Some varieties of almond trees are self-pollinating like ‘Roy’ (dwarf), ‘Hall’s Hardy’ (level-1), and ‘All-in-one Almond’ (level-1), while others like ‘Garden Prince’ (dwarf), ‘Nonpareil’ (level-1), ‘Johnson’s Prolific’ also known as ‘Mission’ (level-1), require other almond trees grown nearby to help them fruit.


Step 1

Prepare the hole

Choose a location in full sun and sheltered from winds. Dig a hole twice as wide and one-and-a-half times as deep as the tree’s root-ball. Mix in a shovelful of well-rotted compost to the soil taken from the hole to help with drainage. Almonds will grown in almost any type of soil as long as it is well-drained.

Step 2

Prepare the tree

With the secateurs, trim off any dead or twisted roots. Form a mound of soil in the middle of the hole then spread the tree roots out evenly over the mound.

Step 3

Plant the tree

Adjust the mound of soil so the top of the roots are sitting just below the soil level. Back-fill the hole with the compost/soil mix and water thoroughly. There is no need to firm down the soil as the tree will settle in naturally.

Step 4


Once planted, prune the almond tree by cutting it back to the height at which you want the first set of permanent branches to emerge. After this there will be very little pruning to do until the tree is older. Then it will appreciate a light annual pruning to keep it tidy and increase its productivity.

Step 5

Pinch back unwanted branches

In order to direct the tree’s energy to permanent growth, throughout the season pinch back any unwanted branches that form when they are about 1-2 inches (3-5cm) long.

Step 6

Train against a support

Almond trees do well when trained against some sort of support, like espaliers, during the first year after planting. Prune back any wayward and unwanted branches throughout the first and second year, then prune the trees only to minimize the density of their foliage.

Step 7

Fertilize and Mulch

In spring only feed established almond trees with a high-nitrogen fertilizer. Sprinkle the fertilizer underneath the almond tree reaching out as far as the widest branches. Mulch around the base of the tree, keeping it away from the trunk, with organic mulch or compost to keep the weeds at bay.

Things Needed
• Bareroot almond tree
• Shovel
• Compost
• Secateurs

Tips & Warnings
• Hot, dry summers are necessary for the hull casings around the almond nuts to split.
• Almond trees can tolerate most soils, but not soggy or constantly damp soil.
• Some almond trees are self-pollinating others need another planted nearby to produce nuts.

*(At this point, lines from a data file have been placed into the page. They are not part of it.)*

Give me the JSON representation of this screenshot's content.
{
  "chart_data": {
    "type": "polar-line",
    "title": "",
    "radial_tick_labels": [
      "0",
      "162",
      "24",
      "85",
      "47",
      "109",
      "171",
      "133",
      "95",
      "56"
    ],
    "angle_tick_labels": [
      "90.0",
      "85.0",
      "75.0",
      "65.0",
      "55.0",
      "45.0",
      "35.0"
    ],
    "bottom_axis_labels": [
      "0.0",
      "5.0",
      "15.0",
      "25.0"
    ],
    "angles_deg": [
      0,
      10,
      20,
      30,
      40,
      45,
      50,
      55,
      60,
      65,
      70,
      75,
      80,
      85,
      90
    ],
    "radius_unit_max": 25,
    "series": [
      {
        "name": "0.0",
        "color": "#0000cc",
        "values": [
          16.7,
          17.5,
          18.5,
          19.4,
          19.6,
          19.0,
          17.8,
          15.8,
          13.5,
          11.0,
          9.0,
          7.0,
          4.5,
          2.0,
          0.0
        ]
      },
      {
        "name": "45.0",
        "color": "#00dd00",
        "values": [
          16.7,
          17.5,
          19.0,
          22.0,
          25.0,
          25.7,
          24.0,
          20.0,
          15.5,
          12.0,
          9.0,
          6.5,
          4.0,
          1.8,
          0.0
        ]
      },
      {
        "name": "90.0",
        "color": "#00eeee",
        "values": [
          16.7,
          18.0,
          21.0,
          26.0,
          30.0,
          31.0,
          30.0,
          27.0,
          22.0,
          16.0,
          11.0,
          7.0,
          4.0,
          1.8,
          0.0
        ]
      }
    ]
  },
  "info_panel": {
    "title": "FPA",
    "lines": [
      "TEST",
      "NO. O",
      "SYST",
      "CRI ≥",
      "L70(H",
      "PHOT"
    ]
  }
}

Peach trees can successfully pollinate almond trees so it is to your advantage to lean toward this natural companionship and produce fruit and nuts.
• Almond trees begin producing nuts at two to four years old and with proper care will can live up to 50 years.
• Harvest when the nuts in the center of the tree begin to split. Place a ground-sheet under the tree and give the tree a good shake to drop the almonds.
• To discourage birds from stripping the almond crop hang aluminum pie dishes in the tree. The shiny reflections will keep the birds out.